What about everything that has generated tourism and its managers, the new “status” and “culture” well above being a worker in other areas, which reproduces bourgeois behavior … in this case with State budgets and risks?

But let’s refer to the strictly “cultural.”

How many times do we use that “anti-Pavón” energy to suggest lower expenses and damages in everlasting manipulations to absorb information, and demand more criticism and analysis or, same thing, less triumphalism? Or when Customs seizes political books sent from outside by colleagues for our information, denying us the right to read and judge them on our own?

And what about the opportunistic, distorted views of our history and our heroes, like that pitiable image of Martí (actually anti-Martí), increasingly official and enthroned, of a democratic Marti – popular, “pre-Marxist”? Or the poor little guy, the immature Martí, who had not yet seen the light of Marxism, remaining in the “pre”! What reader of Martí could ignore that he not only knew about Marxism and socialism, but he also did not approve, in the most truly Cuban tradition, that of Father Félix Varela, Agramonte, et al, and he was not a simple pre-university student!?

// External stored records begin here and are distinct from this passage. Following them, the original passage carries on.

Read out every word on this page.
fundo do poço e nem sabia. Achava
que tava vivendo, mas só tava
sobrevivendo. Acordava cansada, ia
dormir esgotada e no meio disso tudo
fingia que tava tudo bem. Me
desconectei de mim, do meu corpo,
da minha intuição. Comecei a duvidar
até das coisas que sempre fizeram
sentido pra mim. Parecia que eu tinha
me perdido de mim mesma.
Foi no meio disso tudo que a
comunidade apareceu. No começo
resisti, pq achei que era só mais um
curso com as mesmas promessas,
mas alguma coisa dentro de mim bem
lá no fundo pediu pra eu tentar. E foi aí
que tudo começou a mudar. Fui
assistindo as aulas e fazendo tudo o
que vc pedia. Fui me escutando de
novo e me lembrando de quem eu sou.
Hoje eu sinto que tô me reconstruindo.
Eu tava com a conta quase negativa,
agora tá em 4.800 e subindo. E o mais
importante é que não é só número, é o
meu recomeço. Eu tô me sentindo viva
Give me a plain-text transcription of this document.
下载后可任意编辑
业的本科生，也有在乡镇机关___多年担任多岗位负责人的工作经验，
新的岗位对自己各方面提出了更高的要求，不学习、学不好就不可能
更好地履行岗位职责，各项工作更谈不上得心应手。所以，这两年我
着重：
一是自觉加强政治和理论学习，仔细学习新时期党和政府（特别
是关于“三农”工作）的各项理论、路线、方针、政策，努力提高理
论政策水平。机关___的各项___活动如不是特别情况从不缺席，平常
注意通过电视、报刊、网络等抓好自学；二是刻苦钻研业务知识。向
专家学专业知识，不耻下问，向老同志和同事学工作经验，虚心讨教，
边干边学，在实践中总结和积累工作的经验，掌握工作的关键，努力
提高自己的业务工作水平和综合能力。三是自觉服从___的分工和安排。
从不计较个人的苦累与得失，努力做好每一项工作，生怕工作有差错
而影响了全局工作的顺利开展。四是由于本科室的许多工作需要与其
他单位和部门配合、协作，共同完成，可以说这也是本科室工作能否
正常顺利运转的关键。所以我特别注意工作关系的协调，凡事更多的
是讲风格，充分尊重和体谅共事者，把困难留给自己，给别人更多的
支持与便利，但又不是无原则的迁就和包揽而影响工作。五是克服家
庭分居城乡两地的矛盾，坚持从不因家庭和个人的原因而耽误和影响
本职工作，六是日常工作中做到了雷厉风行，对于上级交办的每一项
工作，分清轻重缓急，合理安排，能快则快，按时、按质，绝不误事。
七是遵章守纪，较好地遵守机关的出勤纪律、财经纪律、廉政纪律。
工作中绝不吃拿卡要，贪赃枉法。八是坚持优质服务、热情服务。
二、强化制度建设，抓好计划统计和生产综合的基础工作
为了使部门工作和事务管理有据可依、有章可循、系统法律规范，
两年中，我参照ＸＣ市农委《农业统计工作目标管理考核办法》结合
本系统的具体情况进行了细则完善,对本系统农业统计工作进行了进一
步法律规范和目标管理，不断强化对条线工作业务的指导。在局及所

Brave, the editor (not the writer) who published essays about Martí’s idealism or the fruitful influence of idealism on Martí!

And neither did we protest so much when the mentioned Father Varela was left offensively without the “Father” because, they said, he was a patriot and great “in spite of” being religious.

Brave, the editor (not the writer) who published some essay claiming that the patriot and the man of faith were inseparable, and the more faith the bigger he was!

And how difficult it was to publish essays related to biblical books (of course, when it was to praise them or give them merit) even if on a strictly literary level!

Let’s not forget, by the way, how only an atheist education (not secular, which would have been okay, but aggressively atheistic) was maintained for decades.

When, among thousands of possible examples, we so angrily demanded for years that they publish Dulce Maria Loynaz, and that such an illustrious creator, like many others, let’s say Lezama Lima himself, were “non-existent” in our programs and textbooks on Cuban literature?

Okay, esteemed (and also admired Desiderio, since we owe a lot to your informative work and diffusion of high culture), let’s cry out against Pavón and all the Pavóns, male and female, but the two or three examples given among a possibly infinite number remind us that it’s not a question only of a Pavón or some other individual and circumstance, from that time and before, up to the present year.

Receive, as always, my warmest hugs.